There is now good consensus that propagated protein misfolding is the underlying mechanism for the infectious prion diseases (Creutzfeldt-Jakob disease in humans, scrapie in sheep and goats, bovine spongiform encephalopathy in cattle, and chronic wasting disease in deer and elk). Over the past decade it has become increasingly clear that other diseases, including Alzheimer's disease, Parkinson's disease and amyotrophic lateral sclerosis may progress via the same mechanism, involving a disease-specific polypeptide rather than the prion protein. Recent literature in these non-prion neurodegenerative diseases also points to the existence of multiple "strains" that express themselves differently in different contexts, resulting in different disease phenotypes. The probable cause of these neurodegenerative diseases is now referred to collectively as "propagated protein misfolding." Propagated protein misfolding raises many opportunities for new therapeutics and diagnostics. However, it also raises the theoretical risk of iatrogenic transmission, although experimental support for this notion is limited at present.

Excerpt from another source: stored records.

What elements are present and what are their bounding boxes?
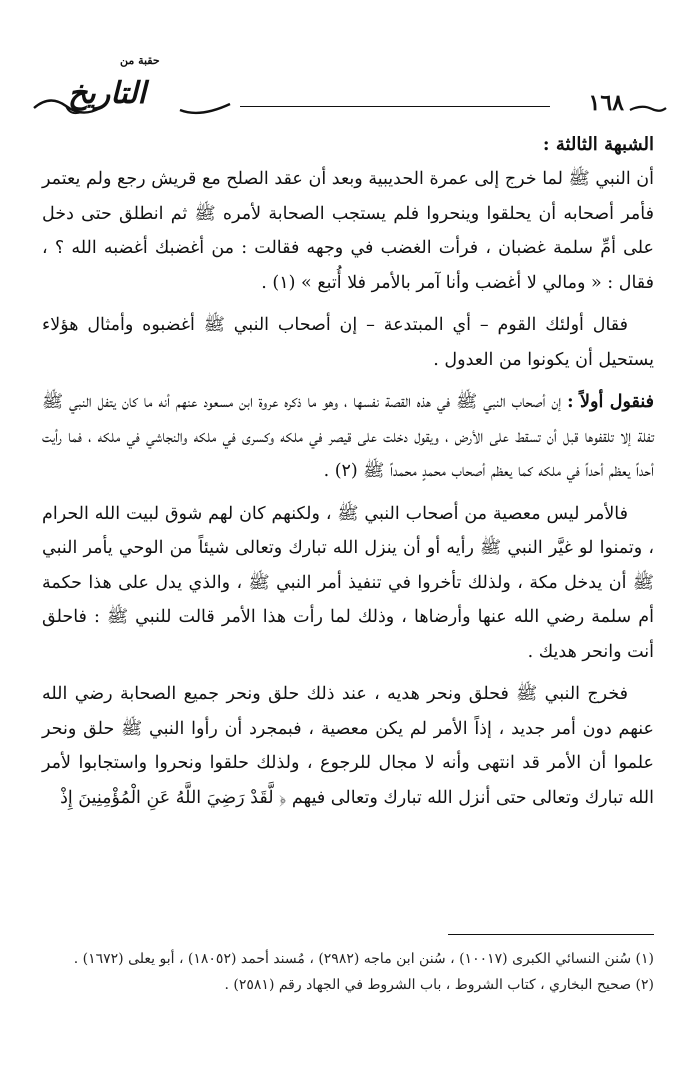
paragraph-4: فالأمر ليس معصية من أصحاب النبي ﷺ ، ولكنهم كان لهم شوق لبيت الله الحرام ، وتمنوا لو غيَّر النبي ﷺ رأيه أو أن ينزل الله تبارك وتعالى شيئاً من الوحي يأمر النبي ﷺ أن يدخل مكة ، ولذلك تأخروا في تنفيذ أمر النبي ﷺ ، والذي يدل على هذا حكمة أم سلمة رضي الله عنها وأرضاها ، وذلك لما رأت هذا الأمر قالت للنبي ﷺ : فاحلق أنت وانحر هديك . [42,503,654,662]
footnote-2: (٢) صحيح البخاري ، كتاب الشروط ، باب الشروط في الجهاد رقم (٢٥٨١) . [224,977,654,993]
logo-swash-ornament [30,90,236,120]
paragraph-3-lead: فنقول أولاً : [567,392,654,412]
paragraph-2: فقال أولئك القوم – أي المبتدعة – إن أصحاب النبي ﷺ أغضبوه وأمثال هؤلاء يستحيل أن يكونوا من العدول . [42,315,654,370]
page-header [28,54,668,122]
paragraph-1: أن النبي ﷺ لما خرج إلى عمرة الحديبية وبعد أن عقد الصلح مع قريش رجع ولم يعتمر فأمر أصحابه أن يحلقوا وينحروا فلم يستجب الصحابة لأمره ﷺ ثم انطلق حتى دخل على أمِّ سلمة غضبان ، فرأت الغضب في وجهه فقالت : من أغضبك أغضبه الله ؟ ، فقال : « ومالي لا أغضب وأنا آمر بالأمر فلا أُتبع » (١) . [42,169,654,293]
page-body [42,128,654,815]
footnote-1: (١) سُنن النسائي الكبرى (١٠٠١٧) ، سُنن ابن ماجه (٢٩٨٢) ، مُسند أحمد (١٨٠٥٢) ، أبو يعلى (١٦٧٢) . [73,951,654,967]
page-number: ١٦٨ [588,90,624,116]
paragraph-3 [42,385,654,489]
section-heading: الشبهة الثالثة : [542,134,654,155]
footnote-separator [448,934,654,935]
logo-subtitle: حقبة من [120,54,160,67]
paragraph-3-text: إن أصحاب النبي ﷺ في هذه القصة نفسها ، وهو ما ذكره عروة ابن مسعود عنهم أنه ما كان يتفل النبي ﷺ تفلة إلا تلقفوها قبل أن تسقط على الأرض ، ويقول دخلت على قيصر في ملكه وكسرى في ملكه والنجاشي في ملكه ، فما رأيت أحداً يعظم أحداً في ملكه كما يعظم أصحاب محمدٍ محمداً ﷺ (٢) . [42,392,654,481]
paragraph-5: فخرج النبي ﷺ فحلق ونحر هديه ، عند ذلك حلق ونحر جميع الصحابة رضي الله عنهم دون أمر جديد ، إذاً الأمر لم يكن معصية ، فبمجرد أن رأوا النبي ﷺ حلق ونحر علموا أن الأمر قد انتهى وأنه لا مجال للرجوع ، ولذلك حلقوا ونحروا واستجابوا لأمر الله تبارك وتعالى حتى أنزل الله تبارك وتعالى فيهم ﴿ لَّقَدْ رَضِيَ اللَّهُ عَنِ الْمُؤْمِنِينَ إِذْ [42,684,654,808]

目前已形成广泛共识,即蛋白质的传播性错误折叠是传染性朊病毒疾病(人类的克雅氏病、绵羊和山羊的羊瘙痒症、牛的牛海绵状脑病以及鹿和麋鹿的慢性消耗病)的潜在机制。在过去十年中,越来越清楚的是,包括阿尔茨海默病、帕金森病和肌萎缩侧索硬化症在内的其他疾病可能通过相同机制进展,涉及特定疾病的多肽而非朊病毒蛋白。这些非朊病毒神经退行性疾病的最新文献也指出存在多种“毒株”,它们在不同情况下表现不同,导致不同的疾病表型。这些神经退行性疾病的可能病因现在统称为“传播性蛋白质错误折叠”。传播性蛋白质错误折叠为新的治疗方法和诊断带来了许多机会。然而,它也增加了医源性传播的理论风险,尽管目前这一观点的实验支持有限。